A couple of years ago an amicable neighbour shoved a small book into my hands and told me that I would enjoy reading it. He was absolutely right. Reading the book brought a lot of positive changes to my life. It changed the way I thought about certain things, the way I interacted with people. Since then I have recommended this book to many of my closest friends and even went out and bought two of my own copies – both of which are travelling the globe somewhere.
The Four Agreements was written by Don Miguel Ruiz. The agreements are derived from the ancient Toltec wisdom of the native Southern Mexicans. Wise people indeed. The book provides wonderful insights and once read guides your life into a greater understanding of yourself and those you interact with.
I would recommend this book to anyone since there is no one person who would not benefit from applying these codes to their lives. Even though it is a small and easy to read book I know that many simply don’t have the time to sit and read – so for those people I would like to offer a breakdown of the Agreements and how they can be used in your life.
The First Agreement
Be Impeccable with Your Word
Be honest with yourself and others. Speak with integrity. Don’t make promises or commitments you can’t keep. Don’t lie. Remember too that just because something is true that doesn’t mean you have to say it. Think about your words rather than just blurting them out. Say only the things you really mean. Avoid causing unnecessary hurt and pain to others because of your own thoughtless words. Don’t speak out in anger or resentment – compose yourself and speak the truth instead. Don’t speak ill of others or yourself. Don’t give in to the temptation to gossip.
In the long run venomous words will compromise you. Let your words be guided by truth and love. Words carry great power and can cause great hurt and great joy. Use your words wisely.
The Second Agreement
Don’t Take Anything Personally
This is perhaps the hardest agreement of all. Every single day people we encounter may do or say things that we tend to take personally. After all how can you not take things like insults, rejection and personal slights personally? You have to realise however that no matter how a person acts, reacts or what they say or don’t say, do or don’t do – none of it is really because of or about you or who you are or what you have done. It is simply a projection of their own reality.
To a certain extent we all live in our own heads. You have no idea what is really going on in someone else’s head nor what fuels their actions. It is very important for your own peace of mind to be able to distance yourself from becoming subjective to someone else’s reality – even when you or they believe that what they do or say is following the truth. When you reach a point where you can stop and realize that sometimes what is happening has nothing to do with you and everything to do with the other person then you regain your own power.

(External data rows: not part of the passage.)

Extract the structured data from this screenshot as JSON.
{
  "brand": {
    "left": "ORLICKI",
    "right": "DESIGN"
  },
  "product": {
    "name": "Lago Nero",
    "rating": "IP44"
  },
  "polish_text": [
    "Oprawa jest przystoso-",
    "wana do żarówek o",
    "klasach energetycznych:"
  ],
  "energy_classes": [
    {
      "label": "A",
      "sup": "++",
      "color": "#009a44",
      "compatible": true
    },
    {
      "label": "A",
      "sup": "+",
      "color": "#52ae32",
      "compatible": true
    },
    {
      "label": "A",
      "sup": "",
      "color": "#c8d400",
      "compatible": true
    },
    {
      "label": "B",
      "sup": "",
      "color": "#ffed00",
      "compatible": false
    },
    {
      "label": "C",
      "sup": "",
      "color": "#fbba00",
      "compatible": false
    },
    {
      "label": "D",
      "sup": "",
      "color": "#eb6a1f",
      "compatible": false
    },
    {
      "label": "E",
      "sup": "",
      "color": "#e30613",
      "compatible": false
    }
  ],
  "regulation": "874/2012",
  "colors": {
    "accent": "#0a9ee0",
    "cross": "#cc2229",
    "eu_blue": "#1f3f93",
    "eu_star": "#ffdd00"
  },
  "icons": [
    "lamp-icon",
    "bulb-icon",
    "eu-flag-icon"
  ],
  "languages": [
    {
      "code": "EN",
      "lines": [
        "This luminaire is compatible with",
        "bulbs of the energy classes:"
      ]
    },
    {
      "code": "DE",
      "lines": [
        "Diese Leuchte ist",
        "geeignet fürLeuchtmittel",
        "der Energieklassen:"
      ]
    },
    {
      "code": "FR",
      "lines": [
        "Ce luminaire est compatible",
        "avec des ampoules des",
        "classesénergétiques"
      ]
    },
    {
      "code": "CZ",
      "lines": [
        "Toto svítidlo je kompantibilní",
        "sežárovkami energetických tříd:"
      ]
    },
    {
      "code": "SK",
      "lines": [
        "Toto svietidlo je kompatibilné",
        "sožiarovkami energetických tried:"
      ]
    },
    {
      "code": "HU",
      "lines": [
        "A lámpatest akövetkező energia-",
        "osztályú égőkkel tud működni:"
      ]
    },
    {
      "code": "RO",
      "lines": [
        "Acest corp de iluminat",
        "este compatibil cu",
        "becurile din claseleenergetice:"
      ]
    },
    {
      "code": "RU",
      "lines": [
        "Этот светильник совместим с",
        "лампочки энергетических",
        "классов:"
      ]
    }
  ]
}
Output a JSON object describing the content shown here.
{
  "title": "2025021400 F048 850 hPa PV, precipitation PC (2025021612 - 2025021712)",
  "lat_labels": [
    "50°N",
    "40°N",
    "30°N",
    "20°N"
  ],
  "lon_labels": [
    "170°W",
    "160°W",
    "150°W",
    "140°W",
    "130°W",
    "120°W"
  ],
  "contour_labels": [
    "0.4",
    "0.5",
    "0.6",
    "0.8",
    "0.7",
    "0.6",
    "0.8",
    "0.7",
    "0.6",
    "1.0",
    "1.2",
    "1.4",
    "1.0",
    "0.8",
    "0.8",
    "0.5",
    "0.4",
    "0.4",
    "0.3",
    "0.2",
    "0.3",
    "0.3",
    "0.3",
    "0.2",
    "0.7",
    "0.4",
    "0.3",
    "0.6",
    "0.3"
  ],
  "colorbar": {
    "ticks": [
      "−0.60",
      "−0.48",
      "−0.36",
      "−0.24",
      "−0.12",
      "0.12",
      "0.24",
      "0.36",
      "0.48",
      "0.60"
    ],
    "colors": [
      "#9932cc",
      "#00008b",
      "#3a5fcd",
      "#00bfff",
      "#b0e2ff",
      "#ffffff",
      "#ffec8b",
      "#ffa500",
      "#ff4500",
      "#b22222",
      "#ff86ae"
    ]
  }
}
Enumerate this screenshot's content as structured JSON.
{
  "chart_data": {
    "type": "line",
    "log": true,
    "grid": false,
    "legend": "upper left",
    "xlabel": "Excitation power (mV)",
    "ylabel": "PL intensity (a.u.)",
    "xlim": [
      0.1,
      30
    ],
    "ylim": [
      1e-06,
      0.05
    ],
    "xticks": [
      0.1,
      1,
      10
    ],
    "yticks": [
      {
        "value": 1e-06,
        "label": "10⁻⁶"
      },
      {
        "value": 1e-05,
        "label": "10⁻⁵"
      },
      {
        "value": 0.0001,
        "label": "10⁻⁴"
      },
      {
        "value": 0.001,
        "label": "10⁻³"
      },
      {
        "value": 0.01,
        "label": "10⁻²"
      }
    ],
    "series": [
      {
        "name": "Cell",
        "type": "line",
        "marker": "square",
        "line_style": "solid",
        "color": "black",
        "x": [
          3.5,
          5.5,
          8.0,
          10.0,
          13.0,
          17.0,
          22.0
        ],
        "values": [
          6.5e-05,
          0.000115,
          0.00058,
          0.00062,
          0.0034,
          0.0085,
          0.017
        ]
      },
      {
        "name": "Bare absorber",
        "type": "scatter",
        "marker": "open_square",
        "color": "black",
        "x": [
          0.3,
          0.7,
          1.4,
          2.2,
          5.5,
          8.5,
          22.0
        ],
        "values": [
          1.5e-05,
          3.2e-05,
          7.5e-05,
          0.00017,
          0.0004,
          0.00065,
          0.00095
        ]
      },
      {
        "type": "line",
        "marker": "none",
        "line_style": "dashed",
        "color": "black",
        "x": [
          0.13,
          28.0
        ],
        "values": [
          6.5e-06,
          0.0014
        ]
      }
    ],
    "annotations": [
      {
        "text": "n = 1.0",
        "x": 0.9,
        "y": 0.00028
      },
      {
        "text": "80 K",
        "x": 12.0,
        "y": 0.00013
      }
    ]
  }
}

Eventually you will learn that you can filter the negative and use the positive. It lends you an immunity to the suffering you will endure because of the opinions and actions of others and you stop being a victim. I’m not saying you should discard the opinions of others, they can be invaluable, you just have to learn which opinions can be used constructively and which can’t.
The Third Agreement
Don’t Make Assumptions
Misunderstanding is the mother of all f*#k-ups. There are few things of greater importance than clear communication. We all tend to fill in the blanks and make assumptions and as a result you may think that you are on the same page as the person you are communicating with when in truth you are on the same page… but in an entirely different book.
Don’t make assumptions about what someone else is saying or doing, be very clear in your own communications and if there are any areas you are unclear on then ask for clarification. Sometimes you may be afraid to do so for some reason or another but by not doing so you are setting yourself up for inevitable failure. Find your courage and ask the questions you need to ask. Most people will respect your initiative. Ask yourself if there is anything in your own statements or actions that could be misread; if there are then you need to fill in the blanks before a misunderstanding occurs. Express what you really want. By doing that you are minimising the room for drama and awkwardness and error.
The Fourth Agreement
Always Do Your Best
You can’t always win and you can’t always be perfect but you can always do your best. You best today is not necessarily going to be the same as your best tomorrow since there are many things that influence us on a daily basis. You have to take your capabilities into account and you have to stop beating yourself up over things you can’t possibly have done any better.
When you have done your best you will never have the regret that you didn’t give that 10% more. You will know that you gave it everything you could no matter what anyone else (or the voice inside your head) says. After all – we simply can’t do better than our best. Choose the things you want to do and have to do then go ahead do it to the best of your capability. By applying yourself 100% you won’t have to deal with regret or remorse. Stop judging and recriminating yourself. Even if your best isn’t good enough then at least you’ll know that it really was the best that you could do and you can move on with a clear conscience. By living each day to the fullest and silencing the negative voices in our heads we open up a door to greater fulfilment in life.